MPs return to Westminster after bombshell legal ruling
The Prime Minister will fly back into a political storm with demands for his resignation from furious opposition parties.
MPs are preparing to return to Westminster after the bombshell legal ruling that Boris Johnson’s suspension of Parliament was unlawful.
The Prime Minister will fly back into a political storm with demands for his resignation from furious opposition parties, determined to hold him to account over his Brexit plans.
Downing Street insisted there was no question of him standing aside, despite the Supreme Court ruling on Tuesday there was no “reasonable justification” for his advice to the Queen to prorogue Parliament for five weeks.
Meanwhile in New York, Mr Johnson addressed the UN General Assembly and his only mention of Brexit was a comparison to the myth of Prometheus.
Referring to how the Titan’s liver was pecked out by an eagle, he said: “And this went on forever.
“A bit like the experience of Brexit in the UK, if some of our Parliamentarians had their way.”
Earlier, the Prime Minister insisted he would not be deterred from taking Britain out of the EU on October 31.
While he said he had the “utmost respect” for the judiciary and would abide by the court’s ruling, he nevertheless said he “strongly disagreed” with its decision.
He also issued a warning to pro-Remain MPs not to try to “frustrate” the will of the people by blocking Brexit.

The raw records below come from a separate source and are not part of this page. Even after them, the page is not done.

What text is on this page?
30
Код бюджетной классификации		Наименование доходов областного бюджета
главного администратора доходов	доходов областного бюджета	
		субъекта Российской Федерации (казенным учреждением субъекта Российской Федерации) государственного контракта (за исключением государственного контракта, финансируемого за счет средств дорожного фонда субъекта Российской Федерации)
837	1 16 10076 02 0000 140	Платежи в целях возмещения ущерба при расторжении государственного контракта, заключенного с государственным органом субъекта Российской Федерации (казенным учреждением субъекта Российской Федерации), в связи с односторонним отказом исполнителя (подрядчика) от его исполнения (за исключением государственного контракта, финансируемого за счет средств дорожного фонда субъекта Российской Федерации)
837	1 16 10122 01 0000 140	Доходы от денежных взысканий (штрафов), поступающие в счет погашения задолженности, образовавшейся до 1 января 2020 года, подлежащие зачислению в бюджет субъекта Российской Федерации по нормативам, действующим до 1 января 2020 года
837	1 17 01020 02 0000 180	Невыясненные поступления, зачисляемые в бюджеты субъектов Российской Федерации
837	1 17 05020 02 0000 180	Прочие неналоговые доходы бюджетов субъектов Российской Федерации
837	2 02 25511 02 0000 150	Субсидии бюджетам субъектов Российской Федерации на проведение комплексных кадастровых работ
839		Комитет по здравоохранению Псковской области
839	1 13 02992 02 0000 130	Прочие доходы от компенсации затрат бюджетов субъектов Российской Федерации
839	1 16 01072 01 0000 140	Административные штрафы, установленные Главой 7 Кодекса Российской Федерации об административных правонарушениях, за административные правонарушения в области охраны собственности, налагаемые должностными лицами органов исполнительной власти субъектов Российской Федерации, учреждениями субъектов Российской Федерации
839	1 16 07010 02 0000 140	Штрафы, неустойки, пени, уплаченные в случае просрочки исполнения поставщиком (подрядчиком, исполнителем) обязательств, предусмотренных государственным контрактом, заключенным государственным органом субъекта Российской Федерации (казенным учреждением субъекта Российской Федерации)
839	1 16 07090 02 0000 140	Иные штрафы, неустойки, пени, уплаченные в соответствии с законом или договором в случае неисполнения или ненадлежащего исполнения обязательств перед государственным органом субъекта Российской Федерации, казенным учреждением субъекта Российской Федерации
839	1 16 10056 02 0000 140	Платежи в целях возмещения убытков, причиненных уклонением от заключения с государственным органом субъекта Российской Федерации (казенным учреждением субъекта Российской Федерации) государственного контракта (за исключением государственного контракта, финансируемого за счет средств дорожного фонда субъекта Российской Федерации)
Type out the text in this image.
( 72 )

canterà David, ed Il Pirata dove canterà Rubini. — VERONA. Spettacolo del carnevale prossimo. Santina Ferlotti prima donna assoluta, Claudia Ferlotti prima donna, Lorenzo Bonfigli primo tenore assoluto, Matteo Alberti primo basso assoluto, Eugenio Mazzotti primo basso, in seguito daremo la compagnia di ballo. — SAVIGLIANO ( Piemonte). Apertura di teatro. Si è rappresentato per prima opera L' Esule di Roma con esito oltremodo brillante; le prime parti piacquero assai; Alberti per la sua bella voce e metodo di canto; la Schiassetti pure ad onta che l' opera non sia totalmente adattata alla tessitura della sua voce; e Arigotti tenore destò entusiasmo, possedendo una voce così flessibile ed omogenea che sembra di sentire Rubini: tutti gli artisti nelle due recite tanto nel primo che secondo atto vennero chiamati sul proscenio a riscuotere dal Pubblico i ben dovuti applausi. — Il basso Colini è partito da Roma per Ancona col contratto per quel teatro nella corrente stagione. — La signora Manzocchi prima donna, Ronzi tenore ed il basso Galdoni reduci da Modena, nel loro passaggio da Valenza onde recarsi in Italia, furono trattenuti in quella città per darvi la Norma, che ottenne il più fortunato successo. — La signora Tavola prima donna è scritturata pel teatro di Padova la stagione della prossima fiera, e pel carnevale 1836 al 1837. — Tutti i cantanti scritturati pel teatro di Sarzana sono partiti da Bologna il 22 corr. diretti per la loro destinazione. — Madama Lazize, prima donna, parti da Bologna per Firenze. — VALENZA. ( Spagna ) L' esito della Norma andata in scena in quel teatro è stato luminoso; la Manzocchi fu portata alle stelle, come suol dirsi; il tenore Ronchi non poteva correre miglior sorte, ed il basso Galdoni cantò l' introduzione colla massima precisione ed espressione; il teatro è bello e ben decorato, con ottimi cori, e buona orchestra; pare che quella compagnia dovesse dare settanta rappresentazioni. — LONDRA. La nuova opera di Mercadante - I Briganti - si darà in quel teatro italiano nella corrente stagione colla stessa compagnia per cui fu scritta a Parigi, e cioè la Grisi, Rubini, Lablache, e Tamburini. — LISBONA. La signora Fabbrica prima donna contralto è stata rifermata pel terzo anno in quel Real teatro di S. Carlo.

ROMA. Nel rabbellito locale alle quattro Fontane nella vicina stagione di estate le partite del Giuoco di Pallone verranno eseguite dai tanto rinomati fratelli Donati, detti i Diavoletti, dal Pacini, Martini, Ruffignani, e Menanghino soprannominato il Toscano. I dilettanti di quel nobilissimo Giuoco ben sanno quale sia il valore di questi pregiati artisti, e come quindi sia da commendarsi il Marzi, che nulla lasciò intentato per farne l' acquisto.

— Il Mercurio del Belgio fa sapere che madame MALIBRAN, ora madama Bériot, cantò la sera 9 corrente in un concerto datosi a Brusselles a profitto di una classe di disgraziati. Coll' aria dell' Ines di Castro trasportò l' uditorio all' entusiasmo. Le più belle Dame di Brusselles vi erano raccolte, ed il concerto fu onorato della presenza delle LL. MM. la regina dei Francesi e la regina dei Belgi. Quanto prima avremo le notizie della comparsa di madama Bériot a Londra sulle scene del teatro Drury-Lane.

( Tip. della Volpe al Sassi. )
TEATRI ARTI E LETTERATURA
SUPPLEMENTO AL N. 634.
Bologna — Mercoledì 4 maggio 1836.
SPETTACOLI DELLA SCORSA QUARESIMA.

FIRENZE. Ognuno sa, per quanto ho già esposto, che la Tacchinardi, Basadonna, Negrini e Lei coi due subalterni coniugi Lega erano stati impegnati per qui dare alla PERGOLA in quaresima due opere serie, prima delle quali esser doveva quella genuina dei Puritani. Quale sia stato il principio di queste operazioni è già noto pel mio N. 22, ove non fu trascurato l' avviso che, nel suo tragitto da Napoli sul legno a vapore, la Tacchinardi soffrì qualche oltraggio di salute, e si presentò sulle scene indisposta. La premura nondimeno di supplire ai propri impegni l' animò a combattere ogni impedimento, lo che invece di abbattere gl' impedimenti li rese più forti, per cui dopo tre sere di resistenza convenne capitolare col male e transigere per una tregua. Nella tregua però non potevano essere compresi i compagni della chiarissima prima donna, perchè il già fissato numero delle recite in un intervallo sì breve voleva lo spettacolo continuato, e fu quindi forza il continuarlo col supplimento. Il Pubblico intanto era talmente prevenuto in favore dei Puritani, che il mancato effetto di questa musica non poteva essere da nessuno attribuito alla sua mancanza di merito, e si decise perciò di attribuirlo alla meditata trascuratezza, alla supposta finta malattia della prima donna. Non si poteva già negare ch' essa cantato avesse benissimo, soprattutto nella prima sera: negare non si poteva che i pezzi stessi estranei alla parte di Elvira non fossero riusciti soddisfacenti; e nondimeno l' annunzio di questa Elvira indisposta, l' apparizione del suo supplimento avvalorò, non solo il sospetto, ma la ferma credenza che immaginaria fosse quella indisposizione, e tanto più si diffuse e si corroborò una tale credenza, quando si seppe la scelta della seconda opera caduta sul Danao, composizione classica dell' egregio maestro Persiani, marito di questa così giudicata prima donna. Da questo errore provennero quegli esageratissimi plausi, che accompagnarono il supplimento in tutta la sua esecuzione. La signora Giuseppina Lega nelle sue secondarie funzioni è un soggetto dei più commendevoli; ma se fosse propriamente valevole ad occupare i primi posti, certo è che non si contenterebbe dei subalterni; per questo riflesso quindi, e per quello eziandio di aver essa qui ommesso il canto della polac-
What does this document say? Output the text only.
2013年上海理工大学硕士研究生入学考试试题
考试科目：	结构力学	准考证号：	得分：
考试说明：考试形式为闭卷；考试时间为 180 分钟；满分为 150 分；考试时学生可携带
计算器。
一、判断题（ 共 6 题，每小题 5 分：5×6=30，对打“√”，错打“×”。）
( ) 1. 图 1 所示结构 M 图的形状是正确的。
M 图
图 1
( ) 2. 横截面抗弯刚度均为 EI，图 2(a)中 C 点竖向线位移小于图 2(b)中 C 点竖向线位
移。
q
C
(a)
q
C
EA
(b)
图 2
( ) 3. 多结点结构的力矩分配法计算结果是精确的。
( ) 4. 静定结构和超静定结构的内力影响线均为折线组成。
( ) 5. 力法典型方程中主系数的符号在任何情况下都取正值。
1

“I think it would be very unfortunate if Parliament made that objective which the people want more difficult but we will get on,” he said.
Mr Johnson is expected to land in the UK around midday on Wednesday, and it is thought likely that he will address the Commons in the afternoon.
He updated Cabinet ministers on the ruling in a conference call on Tuesday from New York, in which Commons Leader Jacob Rees-Mogg reportedly said the Supreme Court judgment amounted to a “constitutional coup”.
Mr Johnson also spoke to the Queen after the verdict, according to a Government source who would not comment on whether he apologised to the monarch.
The court’s ruling that the prorogation was “void and of no effect” meant there was no need for the Government to formally recall Parliament.
Instead Commons Speaker John Bercow simply announced MPs would resume sitting at 11.30am on Wednesday.
Although there will be no Prime Minister’s Questions, Mr Bercow said there would be “full scope” for urgent questions, ministerial statements and applications for emergency debates which MPs have used to seize control of the Commons timetable from the Government.
Shadow cabinet office minister Jon Trickett indicated they would be seeking to bring Mr Johnson to the Commons chamber to account for his actions.
“We want to hear what legal advice he was acting on, why he ended up in court and being ruled in this quite extraordinary way,” he said.
— Boris Johnson (@BorisJohnson) September 24, 2019
“As the debate goes on and we hear the answers, clearly we will be wondering and making decisions on how to proceed next.”
Mr Rees-Mogg will set out the business for the week on Wednesday, a Government source said.
Mr Johnson meanwhile has said he still wants to go ahead with a new Queen’s Speech setting out the Government’s legislative programme – his stated reason for seeking a prorogation.
His comments suggest that he could potentially seek another prorogation – something he has not ruled out.
Opposition MPs are likely to use the resumed sittings to try to ensure Mr Johnson cannot take Britain out of the EU without a deal at the end of October.
The Prime Minister has insisted he will not seek another Brexit delay, despite the passing of the so-called Benn Act, requiring him to seek a further extension from the EU if he cannot get a new agreement.
Jeremy Corbyn, who brought forward his Labour Party Conference speech so he can return to Westminster on Wednesday, said once no-deal was off the table, they would seek to push for a general election.
“The Prime Minister acted illegally when he tried to shut down opposition to his reckless and disastrous plan to crash out of the European Union without a deal. But he has failed,” he told delegates in Brighton.
“This unelected Prime Minister should now resign.”
The SNP leader at Westminster Ian Blackford said once it was clear Parliament had blocked a no-deal Brexit, the opposition parties should combine to pass a vote of no confidence.
“We cannot tolerate this man who is behaving in an undemocratic manner, behaving like a dictator,” he said.
“He has to be removed from office and the opposition has to come together, the opposition has to do its job.”